Statt einer Entschuldigung und Distanzierung, verschanzt sich Strohm in der Rolle eines zu unrecht Kritisierten: Dem Autoren Speit wirft er vor, dass „die taz arge Pirouetten schlagen“ musste, um aus „diesem sehr kritischen Interview aus dem Strohm ein Nazi zu stricken -wo ihn sich doch andere als Radikalkommunist wünschen“ … (einEN Nazi müsste es jetzt heißen…).

Mit keinem Wort wirft ihm die taz jedoch vor, dass er ein Nazi ist! Die taz strickt auch gar nicht, sondern zitiert sachlich einwandfrei (samt der Fehler!) aus dem Interview. Die taz wirft ihm dann vor: „Seine Erkenntnis, dass Nazis sich „für die Menschheit“ einsetzten, ist, gelinde gesagt, ein Euphemismus. Mit dem Interview hilft er dem Magazin bei der Etablierung über die Szenegrenze hinweg.“ (Wenn Strohm keine Kenntnis davon hatte, wem er das Interview gegeben hat, wäre der zweite Vorwurf hinfällig, sofern sich Strohm distanzieren würde.)

Also: Die taz (und auch sonst hat dies m.W. keiner getan) sagt nicht, Strohm sei ein Nazi, sondern der Vorwurf lautet: Mit diesen Äußerungen in dem Interview verharmlost Strohm die Nazis!

Weiter schreibt Strom in Verdrehung der taz-Kritik: „Wahr ist: Ich habe vor Stalinisten und strammen Konservativen Vorträge gehalten. Jeder, der etwas dazulernen und klüger werden will, ist mir willkommen.
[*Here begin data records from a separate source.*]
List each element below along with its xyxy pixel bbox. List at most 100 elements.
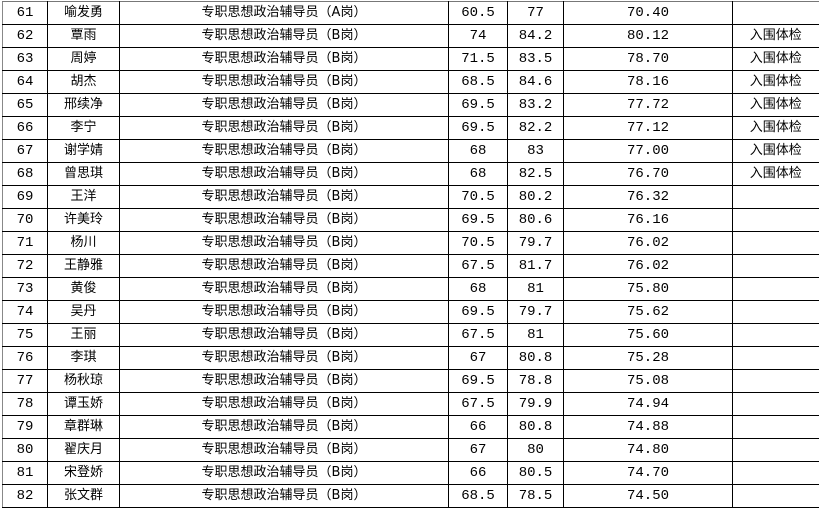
total-score-cell: 75.80 <box>563 277 733 301</box>
interview-score-cell: 83 <box>507 139 564 163</box>
table-row: 68 曾思琪 专职思想政治辅导员（B岗） 68 82.5 76.70 入围体检 <box>2 162 819 186</box>
written-score-cell: 67.5 <box>448 323 508 347</box>
interview-score-cell: 80.8 <box>507 346 564 370</box>
interview-score-cell: 80.8 <box>507 415 564 439</box>
remark-cell: 入围体检 <box>732 116 819 140</box>
interview-score-cell: 83.2 <box>507 93 564 117</box>
position-cell: 专职思想政治辅导员（B岗） <box>119 392 449 416</box>
row-number-cell: 71 <box>2 231 48 255</box>
interview-score-cell: 84.6 <box>507 70 564 94</box>
written-score-cell: 74 <box>448 24 508 48</box>
remark-cell <box>732 415 819 439</box>
candidate-name-cell: 喻发勇 <box>47 1 120 25</box>
candidate-name-cell: 谢学婧 <box>47 139 120 163</box>
table-row: 72 王静雅 专职思想政治辅导员（B岗） 67.5 81.7 76.02 <box>2 254 819 278</box>
interview-score-cell: 81.7 <box>507 254 564 278</box>
position-cell: 专职思想政治辅导员（B岗） <box>119 369 449 393</box>
remark-cell <box>732 484 819 508</box>
table-row: 81 宋登娇 专职思想政治辅导员（B岗） 66 80.5 74.70 <box>2 461 819 485</box>
written-score-cell: 69.5 <box>448 208 508 232</box>
row-number-cell: 79 <box>2 415 48 439</box>
total-score-cell: 78.16 <box>563 70 733 94</box>
total-score-cell: 76.70 <box>563 162 733 186</box>
interview-score-cell: 80 <box>507 438 564 462</box>
interview-score-cell: 80.5 <box>507 461 564 485</box>
total-score-cell: 80.12 <box>563 24 733 48</box>
written-score-cell: 67 <box>448 346 508 370</box>
position-cell: 专职思想政治辅导员（B岗） <box>119 47 449 71</box>
written-score-cell: 68 <box>448 277 508 301</box>
written-score-cell: 60.5 <box>448 1 508 25</box>
candidate-name-cell: 曾思琪 <box>47 162 120 186</box>
position-cell: 专职思想政治辅导员（B岗） <box>119 70 449 94</box>
candidate-name-cell: 胡杰 <box>47 70 120 94</box>
total-score-cell: 74.80 <box>563 438 733 462</box>
total-score-cell: 78.70 <box>563 47 733 71</box>
candidate-name-cell: 许美玲 <box>47 208 120 232</box>
position-cell: 专职思想政治辅导员（B岗） <box>119 461 449 485</box>
remark-cell <box>732 208 819 232</box>
interview-score-cell: 79.9 <box>507 392 564 416</box>
interview-score-cell: 80.2 <box>507 185 564 209</box>
table-row: 78 谭玉娇 专职思想政治辅导员（B岗） 67.5 79.9 74.94 <box>2 392 819 416</box>
written-score-cell: 68.5 <box>448 484 508 508</box>
table-row: 77 杨秋琼 专职思想政治辅导员（B岗） 69.5 78.8 75.08 <box>2 369 819 393</box>
position-cell: 专职思想政治辅导员（B岗） <box>119 139 449 163</box>
total-score-cell: 77.00 <box>563 139 733 163</box>
row-number-cell: 78 <box>2 392 48 416</box>
interview-score-cell: 79.7 <box>507 231 564 255</box>
candidate-name-cell: 王洋 <box>47 185 120 209</box>
table-row: 75 王丽 专职思想政治辅导员（B岗） 67.5 81 75.60 <box>2 323 819 347</box>
row-number-cell: 68 <box>2 162 48 186</box>
written-score-cell: 70.5 <box>448 185 508 209</box>
position-cell: 专职思想政治辅导员（B岗） <box>119 300 449 324</box>
table-row: 79 章群琳 专职思想政治辅导员（B岗） 66 80.8 74.88 <box>2 415 819 439</box>
written-score-cell: 68 <box>448 162 508 186</box>
remark-cell <box>732 231 819 255</box>
written-score-cell: 69.5 <box>448 300 508 324</box>
interview-score-cell: 82.5 <box>507 162 564 186</box>
table-row: 71 杨川 专职思想政治辅导员（B岗） 70.5 79.7 76.02 <box>2 231 819 255</box>
total-score-cell: 76.32 <box>563 185 733 209</box>
interview-score-cell: 83.5 <box>507 47 564 71</box>
total-score-cell: 70.40 <box>563 1 733 25</box>
total-score-cell: 76.02 <box>563 254 733 278</box>
position-cell: 专职思想政治辅导员（A岗） <box>119 1 449 25</box>
interview-score-cell: 82.2 <box>507 116 564 140</box>
remark-cell: 入围体检 <box>732 162 819 186</box>
interview-score-cell: 81 <box>507 323 564 347</box>
row-number-cell: 63 <box>2 47 48 71</box>
row-number-cell: 64 <box>2 70 48 94</box>
remark-cell <box>732 254 819 278</box>
total-score-cell: 75.08 <box>563 369 733 393</box>
row-number-cell: 82 <box>2 484 48 508</box>
position-cell: 专职思想政治辅导员（B岗） <box>119 484 449 508</box>
candidate-name-cell: 邢续净 <box>47 93 120 117</box>
remark-cell <box>732 323 819 347</box>
position-cell: 专职思想政治辅导员（B岗） <box>119 116 449 140</box>
position-cell: 专职思想政治辅导员（B岗） <box>119 208 449 232</box>
row-number-cell: 65 <box>2 93 48 117</box>
remark-cell <box>732 369 819 393</box>
position-cell: 专职思想政治辅导员（B岗） <box>119 323 449 347</box>
table-row: 69 王洋 专职思想政治辅导员（B岗） 70.5 80.2 76.32 <box>2 185 819 209</box>
position-cell: 专职思想政治辅导员（B岗） <box>119 162 449 186</box>
position-cell: 专职思想政治辅导员（B岗） <box>119 93 449 117</box>
written-score-cell: 66 <box>448 415 508 439</box>
total-score-cell: 76.02 <box>563 231 733 255</box>
table-row: 76 李琪 专职思想政治辅导员（B岗） 67 80.8 75.28 <box>2 346 819 370</box>
total-score-cell: 74.50 <box>563 484 733 508</box>
interview-score-cell: 78.8 <box>507 369 564 393</box>
candidate-name-cell: 宋登娇 <box>47 461 120 485</box>
candidate-name-cell: 张文群 <box>47 484 120 508</box>
interview-score-cell: 80.6 <box>507 208 564 232</box>
candidate-name-cell: 周婷 <box>47 47 120 71</box>
row-number-cell: 66 <box>2 116 48 140</box>
row-number-cell: 70 <box>2 208 48 232</box>
candidate-name-cell: 翟庆月 <box>47 438 120 462</box>
written-score-cell: 68.5 <box>448 70 508 94</box>
table-row: 80 翟庆月 专职思想政治辅导员（B岗） 67 80 74.80 <box>2 438 819 462</box>
candidate-name-cell: 李琪 <box>47 346 120 370</box>
table-row: 63 周婷 专职思想政治辅导员（B岗） 71.5 83.5 78.70 入围体检 <box>2 47 819 71</box>
table-row: 62 覃雨 专职思想政治辅导员（B岗） 74 84.2 80.12 入围体检 <box>2 24 819 48</box>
Mir aber deswegen das Statement zu unterschieben alle Nazis seien gute Menschen, ist absurd.“

Was die ersten beiden Sätze mit dem dritten Satz zu tun haben, ist nicht nachvollziehbar. Aber, wieder unterstellt Strohm der taz etwas, was die gar nicht gesagt hat – und Strohm auch nicht im Interview sagt. Kritisiert wurde – siehe oben – das was Strohm in dem Interview schlicht wirklich gesagt hat, nämlich es gebe „selbst unter Nazis gute Menschen“. Also: Es geht um einen Teil der Nazis! Und diese Aussage muss man Strohm nicht „unterschieben“, sondern die steht – unwidersprochen vom Autor – online zum nachlesen!

Wer macht hier also Pirouetten?

In seinem Brief unterstreicht Strohm dann in der Folge auch genau diese „Teilmenge“:  „Apropos Nazis: 1938 waren mindestens 80 Prozent der Deutschen gute Nazis. Aber tausende von ihnen halfen jüdischen Mitbürgern unter Lebensgefahr oder waren selbst das Opfer einer verlogenen Propaganda. So wie heute, denn nicht jeder selbstgefällige Linke ist automatisch ein guter Mensch.“

Achtung: Die folgende Passage ist aufgrund einiger Hinweise korrigiert und geändert:

Es ist nicht ohne weiteres klar, warum Strohm ausgerechnet von 1938 schreibt. Vermutlich spielt er auf die Reichskristallnacht an, als überall in Deutschland Nazis jüdische Geschäfte überfielen und plünderten, Menschen jagten und Synagogen in Brand steckten. Spätestens mit diesen Ereignissen begann die systematische Vertreibung, Enteignung und dann Vernichtung der Juden aus Deutschland. Während laut Strohm 80 Prozent der Deutschen als „gute Nazis“ über die Juden herfielen, sollen einige Tausend Nazis als „gute Menschen“ ihnen geholfen haben. Sorry, aber wer angesichs derartiger Verbrechen, wie sie die Nazis begangen haben, noch Nazi ist, trägt Verantwortung.

Und von diesen Nazis, die „gute Menschen“ waren, sind dann Tausende “selbst das Opfer einer verlogenen Propaganda” der Nazis geworden? Selbst wenn das stimmen würde, was würde es für die heutige Situation bedeuten? Wo sind die heutigen Nazis, die sich als gute Menschen den bösen, weil Ausländer verprügelnden Nazis, in den Weg stellen? Aber darüber spricht Strohm dann gar nicht, sondern macht im folgenden Satz einen Schwenk oder soll ich Pirouette sagen?

„So wie heute, denn nicht jeder selbstgefällige Linke ist automatisch ein guter Mensch.“ Was haben diese selbstgefälligen Linken denn jetzt plötzlich mit den guten und nicht so guten Nazi-Menschen zu tun? Wer hat überhaupt behauptet, dass Linke gute Menschen sind? Was will Strohm eigentlich damit sagen? Was vergleicht er hier? Die NS-Verbrechen mit welchen heutigen Verbrechen selbstgefälliger Linken?

Sorry, Holger Strohm, aber die Pirouetten sind nicht bei der taz, sondern bestenfalls bei Ihnen selbst – und das wäre wohlwollend! Und der Offene Brief unterstreicht nur, was der Inhalt des Interviews schon zeigt: Sie verharmlosen die Verbrechen der Neo-Nazis!